Jan 25, 2021
An innovative COVID-19 outreach effort
Every day, amid a raging pandemic, registered nurse and wellness coach Tracey Timmins supports people who are struggling with chronic conditions like diabetes or obesity, who live in some of the areas hardest-hit by COVID-19, and who are most vulnerable to serious outcomes if they become infected.
“Many folks are experiencing anxiety and panic and feeling vulnerable for the first time in their lives,” said Timmins, who works for Blue Cross Blue Shield of Massachusetts. “Our members appreciate that we are checking in with them, and this outreach allows us to share resources and benefits with them they didn’t know were part of their coverage.”
Timmins is able to make that personal connection thanks to an innovative program that melds cutting-edge data and analytics capabilities with old-fashioned telephone calls from nurse case managers.
To date, the health plan has reached out to nearly 31,000 members to make sure they are getting the medical care they need, are feeling well emotionally, and have access to necessities such as groceries and their medications.
Reaching out to the most vulnerable
The outreach initiative was born out of a commitment by Blue Cross to take a proactive approach amid the health crisis, rather than wait for members to seek help.
“When the pandemic hit the U.S. in March, we knew we wanted to help our members in every way possible,” said Dr. Jamie Colbert, an internist and senior medical director for delivery system innovation and analytics at the not-for-profit health plan, which is covering all medically necessary COVID-19-related testing and treatment, as well as the full cost of the vaccine, for its members. “We also knew our claims data and the expertise of our team of nurse case managers put us in a unique position to identify and proactively reach out to members at the highest risk for developing a serious health condition should they get COVID-19.”
As the team embarked on this effort, Himanshu Arora, Blue Cross’ chief data and analytics officer, explained, “We wanted to find the answers to two simple questions:
Which people are more at risk than others, and how can we lower both the risk of infection and the risk of becoming severely ill if infected?
"This effort is a way for us to answer these questions and identify insights we can use to help our members, accounts and providers during this health crisis.”
Using internal claims data, Census data and information from the Centers for Disease Control and Prevention, Arora’s team developed an algorithm to assign a risk score to each of its nearly 3 million members based on the likelihood of contracting COVID-19 and experiencing serious health impacts from the virus.
Then nurse case managers began calling those with the highest risk scores.
“The model we developed helps us stratify the population and better understand which regions and groups of members are more likely to have a severe infection with a higher risk of hospitalization, intensive-care stay or even death,” Colbert said. “We then allocate resources to make outbound calls to members who were identified to be at a higher risk to check in on them.”
The calls are often greeted with relief.
“We’ve gotten a lot of great feedback from members who really appreciate the call,” said Blue Cross Vice President of Clinical Operations Kathy Gardner, who also is a registered nurse. “There is so much information out there, and things are changing so quickly. Our members appreciate hearing from us and learning how to protect themselves and stay healthy.”

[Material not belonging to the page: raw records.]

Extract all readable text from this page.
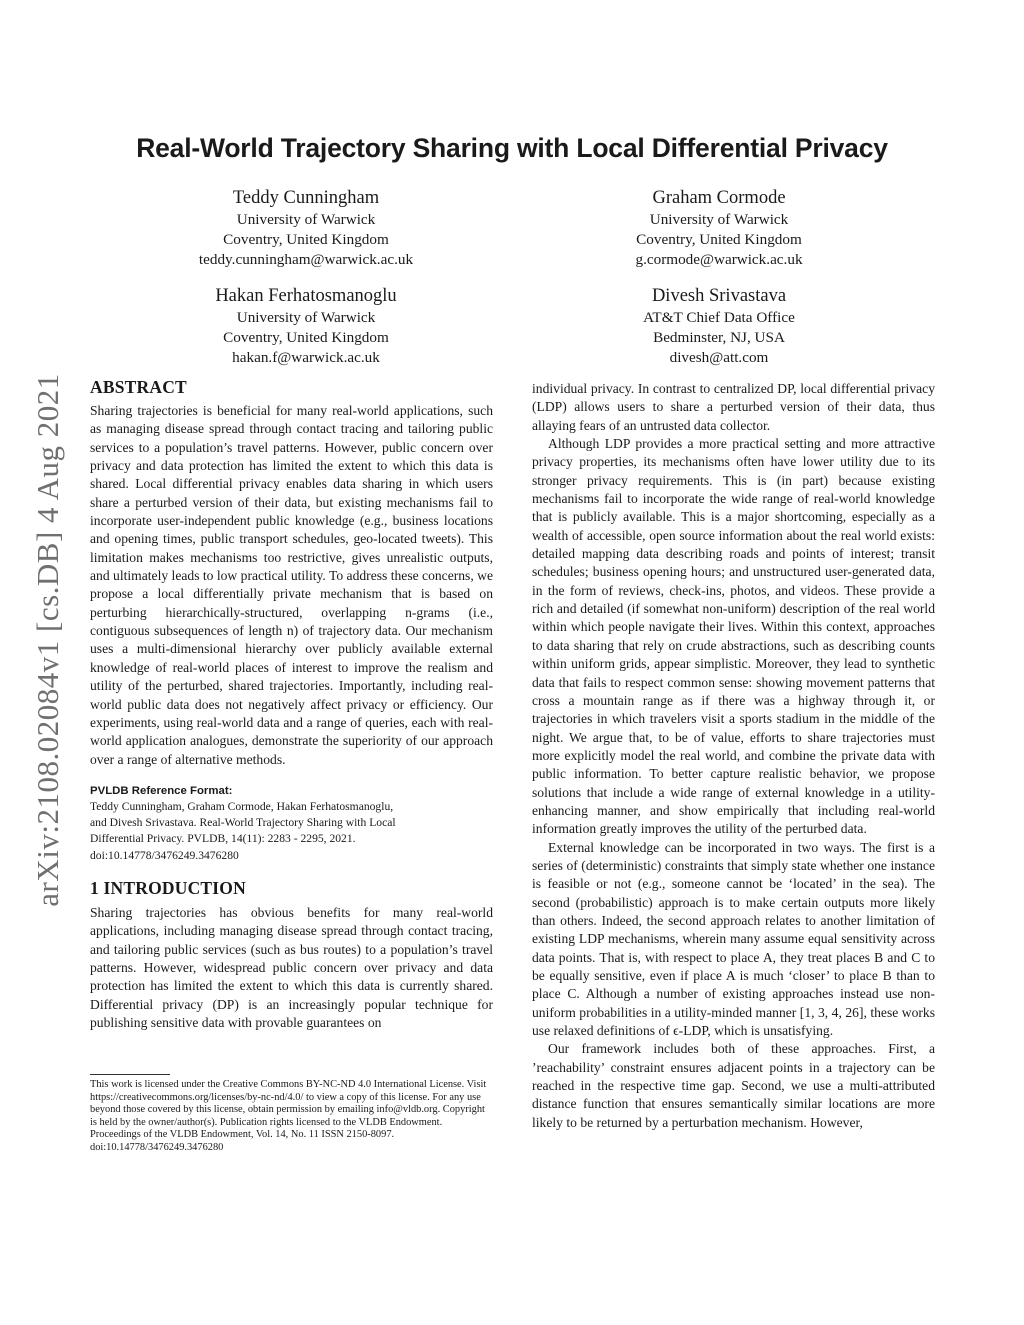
arXiv:2108.02084v1 [cs.DB] 4 Aug 2021
Real-World Trajectory Sharing with Local Differential Privacy
Teddy Cunningham
University of Warwick
Coventry, United Kingdom
teddy.cunningham@warwick.ac.uk
Graham Cormode
University of Warwick
Coventry, United Kingdom
g.cormode@warwick.ac.uk
Hakan Ferhatosmanoglu
University of Warwick
Coventry, United Kingdom
hakan.f@warwick.ac.uk
Divesh Srivastava
AT&T Chief Data Office
Bedminster, NJ, USA
divesh@att.com
ABSTRACT

Sharing trajectories is beneficial for many real-world applications, such as managing disease spread through contact tracing and tailoring public services to a population’s travel patterns. However, public concern over privacy and data protection has limited the extent to which this data is shared. Local differential privacy enables data sharing in which users share a perturbed version of their data, but existing mechanisms fail to incorporate user-independent public knowledge (e.g., business locations and opening times, public transport schedules, geo-located tweets). This limitation makes mechanisms too restrictive, gives unrealistic outputs, and ultimately leads to low practical utility. To address these concerns, we propose a local differentially private mechanism that is based on perturbing hierarchically-structured, overlapping n-grams (i.e., contiguous subsequences of length n) of trajectory data. Our mechanism uses a multi-dimensional hierarchy over publicly available external knowledge of real-world places of interest to improve the realism and utility of the perturbed, shared trajectories. Importantly, including real-world public data does not negatively affect privacy or efficiency. Our experiments, using real-world data and a range of queries, each with real-world application analogues, demonstrate the superiority of our approach over a range of alternative methods.

PVLDB Reference Format:
Teddy Cunningham, Graham Cormode, Hakan Ferhatosmanoglu,
and Divesh Srivastava. Real-World Trajectory Sharing with Local
Differential Privacy. PVLDB, 14(11): 2283 - 2295, 2021.
doi:10.14778/3476249.3476280
1 INTRODUCTION

Sharing trajectories has obvious benefits for many real-world applications, including managing disease spread through contact tracing, and tailoring public services (such as bus routes) to a population’s travel patterns. However, widespread public concern over privacy and data protection has limited the extent to which this data is currently shared. Differential privacy (DP) is an increasingly popular technique for publishing sensitive data with provable guarantees on

This work is licensed under the Creative Commons BY-NC-ND 4.0 International License. Visit https://creativecommons.org/licenses/by-nc-nd/4.0/ to view a copy of this license. For any use beyond those covered by this license, obtain permission by emailing info@vldb.org. Copyright is held by the owner/author(s). Publication rights licensed to the VLDB Endowment.

Proceedings of the VLDB Endowment, Vol. 14, No. 11 ISSN 2150-8097.

doi:10.14778/3476249.3476280

individual privacy. In contrast to centralized DP, local differential privacy (LDP) allows users to share a perturbed version of their data, thus allaying fears of an untrusted data collector.

Although LDP provides a more practical setting and more attractive privacy properties, its mechanisms often have lower utility due to its stronger privacy requirements. This is (in part) because existing mechanisms fail to incorporate the wide range of real-world knowledge that is publicly available. This is a major shortcoming, especially as a wealth of accessible, open source information about the real world exists: detailed mapping data describing roads and points of interest; transit schedules; business opening hours; and unstructured user-generated data, in the form of reviews, check-ins, photos, and videos. These provide a rich and detailed (if somewhat non-uniform) description of the real world within which people navigate their lives. Within this context, approaches to data sharing that rely on crude abstractions, such as describing counts within uniform grids, appear simplistic. Moreover, they lead to synthetic data that fails to respect common sense: showing movement patterns that cross a mountain range as if there was a highway through it, or trajectories in which travelers visit a sports stadium in the middle of the night. We argue that, to be of value, efforts to share trajectories must more explicitly model the real world, and combine the private data with public information. To better capture realistic behavior, we propose solutions that include a wide range of external knowledge in a utility-enhancing manner, and show empirically that including real-world information greatly improves the utility of the perturbed data.

External knowledge can be incorporated in two ways. The first is a series of (deterministic) constraints that simply state whether one instance is feasible or not (e.g., someone cannot be ‘located’ in the sea). The second (probabilistic) approach is to make certain outputs more likely than others. Indeed, the second approach relates to another limitation of existing LDP mechanisms, wherein many assume equal sensitivity across data points. That is, with respect to place A, they treat places B and C to be equally sensitive, even if place A is much ‘closer’ to place B than to place C. Although a number of existing approaches instead use non-uniform probabilities in a utility-minded manner [1, 3, 4, 26], these works use relaxed definitions of ϵ-LDP, which is unsatisfying.

Our framework includes both of these approaches. First, a ’reachability’ constraint ensures adjacent points in a trajectory can be reached in the respective time gap. Second, we use a multi-attributed distance function that ensures semantically similar locations are more likely to be returned by a perturbation mechanism. However,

During each call, Blue Cross nurse case managers share the latest information on the virus and how to decrease risk of exposure. They also make sure members’ basic health and safety needs are being met, such as access to food, transportation, prescriptions and medical care—whether in person or via telehealth. And they make referrals to community resources when needed.

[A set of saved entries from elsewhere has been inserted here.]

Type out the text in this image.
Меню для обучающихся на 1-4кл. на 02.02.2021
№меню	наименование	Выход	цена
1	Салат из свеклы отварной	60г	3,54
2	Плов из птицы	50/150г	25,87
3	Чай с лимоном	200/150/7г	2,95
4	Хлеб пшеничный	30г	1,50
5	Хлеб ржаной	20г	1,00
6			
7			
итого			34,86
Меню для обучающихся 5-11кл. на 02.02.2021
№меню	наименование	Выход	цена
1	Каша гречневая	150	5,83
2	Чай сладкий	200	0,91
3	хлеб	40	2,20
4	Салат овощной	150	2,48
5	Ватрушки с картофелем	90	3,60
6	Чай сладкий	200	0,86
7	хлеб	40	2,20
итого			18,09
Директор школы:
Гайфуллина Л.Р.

“It’s a wellness education call,” Gardner said. “Our goal is to ensure members have the health information they need to stay safe and to know that Blue Cross offers clinical resources if they have questions in the future.”
Timmins has seen the impact of the calls firsthand. Several members who were contacted by a Blue Cross nurse and indicated they were having trouble managing the crisis were referred to her for mindfulness coaching, which includes strategies to relieve stress.
For some, the effect has been striking.
She recalls one member who “just took this coaching and ran with it. She created her vision of wellness, set goals to support that vision and carried them through, including exercising more, which helped her reduce daily stress and lose weight. I was in awe of her transformation, and I admire her for it.”
Amid the challenges of the pandemic, such coaching offers a lifeline.
“It’s exciting to help members be more proactive about their health. At a time when so much is beyond our control, many members have found comfort in taking greater responsibility for improving their overall well-being.”
And Timmins often finds herself moved by the voices on the other end of the phone.
“I do not want to take credit for these people’s bravery,” she said. “We are just helping people manage through the pandemic in ways that work for them.”
Continuing to make the call
As the pandemic enters its second year and vaccines bring new hope, Arora says Blue Cross continues to refine the algorithm and make member outreach calls.
“People expect their health plan to pay their claims and answer questions about their benefits,” Arora said. “During the pandemic, we wanted to go beyond that.
We want members to know we are using all of the capabilities we have to keep them healthy during these challenging times.